NPS Regional Director Michael Caldwell told federal investigators he knew he was violating federal travel regulations with the “fraudulent and tainted” travel vouchers he used to extend work trips into personal vacations from 2011 to 2015, saying he deserved a suspension at minimum.

The U.S. Attorney’s Office for the Eastern District of Pennsylvania subsequently declined to prosecute him, leaving any punishment up to NPS.

Caldwell, who earned $159,178 in 2015 as a career Senior Executive Service (SES) employee overseeing NPS’ Northeast region, told federal investigators that if everyone in the government worked the way he did, “we wouldn’t get anything done.”

NPS Chief of Public Affairs Tom Crosson said NPS has reassigned Caldwell to work as a special assistant to NPS’ deputy director while agency officials decide if and how to discipline him.

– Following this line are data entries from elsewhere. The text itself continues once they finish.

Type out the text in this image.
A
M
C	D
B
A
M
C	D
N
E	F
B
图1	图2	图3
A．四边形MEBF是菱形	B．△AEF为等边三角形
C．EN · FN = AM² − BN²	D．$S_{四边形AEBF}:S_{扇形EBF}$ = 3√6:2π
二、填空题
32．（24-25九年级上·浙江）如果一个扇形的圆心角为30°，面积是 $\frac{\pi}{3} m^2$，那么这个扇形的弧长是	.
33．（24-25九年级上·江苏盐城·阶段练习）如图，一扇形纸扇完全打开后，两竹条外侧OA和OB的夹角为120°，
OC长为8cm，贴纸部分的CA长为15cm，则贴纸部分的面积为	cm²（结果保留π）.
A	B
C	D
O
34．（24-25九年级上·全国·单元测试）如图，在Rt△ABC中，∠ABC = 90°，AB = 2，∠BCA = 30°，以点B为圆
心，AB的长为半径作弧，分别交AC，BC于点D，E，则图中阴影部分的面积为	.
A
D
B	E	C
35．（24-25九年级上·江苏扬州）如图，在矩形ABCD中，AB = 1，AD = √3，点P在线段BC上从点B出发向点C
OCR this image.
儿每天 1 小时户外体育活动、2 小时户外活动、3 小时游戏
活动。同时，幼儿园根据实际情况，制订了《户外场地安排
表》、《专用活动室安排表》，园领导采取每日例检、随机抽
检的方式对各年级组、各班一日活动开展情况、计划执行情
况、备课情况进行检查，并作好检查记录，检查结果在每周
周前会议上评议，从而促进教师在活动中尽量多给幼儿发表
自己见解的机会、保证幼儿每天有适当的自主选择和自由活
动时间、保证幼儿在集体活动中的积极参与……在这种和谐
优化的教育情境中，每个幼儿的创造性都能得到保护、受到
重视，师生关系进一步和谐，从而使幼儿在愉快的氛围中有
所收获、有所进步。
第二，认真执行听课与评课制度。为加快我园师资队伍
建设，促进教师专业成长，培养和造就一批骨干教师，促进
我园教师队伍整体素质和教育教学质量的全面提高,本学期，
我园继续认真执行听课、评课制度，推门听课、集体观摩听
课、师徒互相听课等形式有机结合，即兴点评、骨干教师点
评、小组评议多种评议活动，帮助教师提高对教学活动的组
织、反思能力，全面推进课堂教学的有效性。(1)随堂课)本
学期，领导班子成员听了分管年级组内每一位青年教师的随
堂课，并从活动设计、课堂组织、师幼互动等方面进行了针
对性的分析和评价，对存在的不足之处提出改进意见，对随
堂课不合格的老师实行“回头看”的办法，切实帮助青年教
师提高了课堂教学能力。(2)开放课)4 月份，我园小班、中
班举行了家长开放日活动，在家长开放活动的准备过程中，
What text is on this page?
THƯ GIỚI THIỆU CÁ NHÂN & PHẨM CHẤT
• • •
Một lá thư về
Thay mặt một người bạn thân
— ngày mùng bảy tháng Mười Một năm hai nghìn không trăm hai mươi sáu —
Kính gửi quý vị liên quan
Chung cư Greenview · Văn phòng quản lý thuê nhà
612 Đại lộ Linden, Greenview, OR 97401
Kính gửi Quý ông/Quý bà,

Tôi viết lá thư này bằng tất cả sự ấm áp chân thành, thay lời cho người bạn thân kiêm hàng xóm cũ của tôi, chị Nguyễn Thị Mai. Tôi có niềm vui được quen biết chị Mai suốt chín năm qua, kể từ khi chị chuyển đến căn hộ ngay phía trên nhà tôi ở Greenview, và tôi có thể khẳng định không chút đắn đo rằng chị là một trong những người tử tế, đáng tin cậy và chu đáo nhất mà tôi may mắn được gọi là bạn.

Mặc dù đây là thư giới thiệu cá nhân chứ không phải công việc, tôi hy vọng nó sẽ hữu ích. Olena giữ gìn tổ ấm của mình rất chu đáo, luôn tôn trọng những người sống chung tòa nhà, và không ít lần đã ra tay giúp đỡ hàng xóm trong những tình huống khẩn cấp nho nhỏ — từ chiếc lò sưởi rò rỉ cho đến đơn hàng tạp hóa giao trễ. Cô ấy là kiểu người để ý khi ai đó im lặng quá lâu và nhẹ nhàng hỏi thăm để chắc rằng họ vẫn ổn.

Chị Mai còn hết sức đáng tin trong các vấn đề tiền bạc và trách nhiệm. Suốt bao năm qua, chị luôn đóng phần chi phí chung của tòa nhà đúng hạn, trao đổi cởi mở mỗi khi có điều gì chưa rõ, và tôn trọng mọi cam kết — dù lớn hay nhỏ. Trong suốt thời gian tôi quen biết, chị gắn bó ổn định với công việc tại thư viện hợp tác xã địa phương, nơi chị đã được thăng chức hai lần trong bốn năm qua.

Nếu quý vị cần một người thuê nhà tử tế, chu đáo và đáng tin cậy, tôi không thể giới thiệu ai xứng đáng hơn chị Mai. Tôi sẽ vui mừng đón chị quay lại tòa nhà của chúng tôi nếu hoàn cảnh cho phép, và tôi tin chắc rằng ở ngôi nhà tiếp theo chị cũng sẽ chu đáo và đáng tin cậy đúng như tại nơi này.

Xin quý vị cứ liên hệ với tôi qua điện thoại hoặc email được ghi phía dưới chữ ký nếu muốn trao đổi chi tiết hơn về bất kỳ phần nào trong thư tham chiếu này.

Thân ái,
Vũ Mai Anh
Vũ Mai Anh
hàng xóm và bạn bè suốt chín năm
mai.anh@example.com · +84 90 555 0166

The report said “that during these trips he conducted personal travel at government expense, received per diem for meals and incidental expenses on days he did not work, and incurred additional expenses for hotel rooms and oversize rental vehicles so that personal guests could accompany him on trips” on at least eight occasions, the report said. “These expenses cost the government a total of $11,496.35.”

Caldwell also counted 88 hours of vacation time as working hours, bringing the total amount he took from taxpayers to $17,480.91, according to the IG. (RELATED: Interior Dept. Spent $50 Million On A Crime Database That Doesn’t Work)

The IG found Caldwell violated other federal regulations prohibiting soliciting or accepting gifts from a subordinate in August 2011 when he accepted vacation housing in Cape Cod, Massachusetts, from an employee.

The DOJ frequently declines to prosecute IG referrals — including seemingly clear-cut cases of wrongdoing — with no explanation, as The Daily Caller News Foundation has previously reported.

The IG began investigating Caldwell in May 2016 after receiving complaints alleging he took vacations using NPS funds.